Line Terminators and Whitespace¶
Whitespace ::= #x20 | #x09 | #x0D | #x0A | #x0C
EOL ::= #x0A | #x0C
The following characters count as whitespace:
Code |
Name |
---|---|
0x20 |
Space |
0x09 |
Tab |
0x0D |
Carriage Return |
0x0A |
Line Feed |
0x0C |
Form Feed |
Whitespace has no semantic meaning, with the exception of the Line Feed and Carriage Return characters which terminate a line comment.
Identifiers¶
Identifiers start with a letter or underscore followed by a sequence of letters, numbers and underscores. A language keyword cannot be used as an identifier.
Identifier ::= [a-zA-Z_] [a-zA-Z0-9_]*
Keywords¶
Any word occurring in the grammar (e.g., class) is a keyword. Keywords cannot be used as identifiers.

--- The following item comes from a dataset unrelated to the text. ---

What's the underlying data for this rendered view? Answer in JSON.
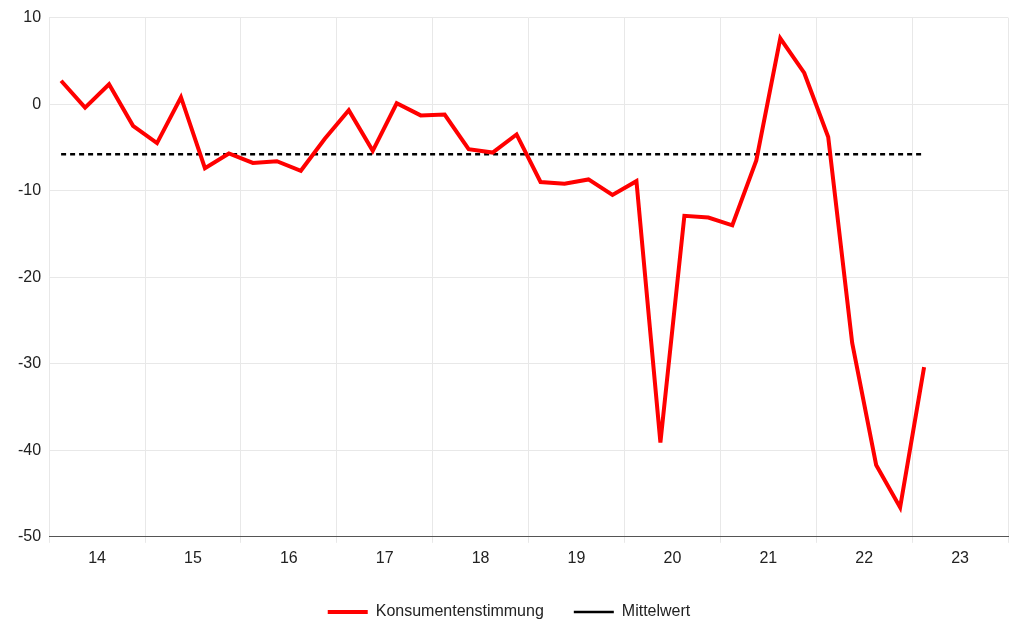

TODO: list all language keywords here?
Literals¶
A literal is a textual representation of a value. SMOL supports integer, Boolean, string and float literals.
Literal ::= IntLiteral | FloatLiteral | StringLiteral | BoolLiteral
IntLiteral ::= '0' | '-'? [1-9] [0-9]*
FloatLiteral ::= IntLiteral? '.' [0-9]* ([eE]IntLiteral)?
StringLiteral ::= '"' ('\"' | .)* '"'
String literals are delimited with quotation mark ("
) characters;
quotation marks in the middle of a string are escaped with a backslash (\
)
character. Strings can contain linebreaks.
Comments¶
Comments are syntax elements that are ignored during parsing.
A block comment starts with
/*
and extends until the first occurrence of*/
. A line comment starts with//
and extends until the end of the line.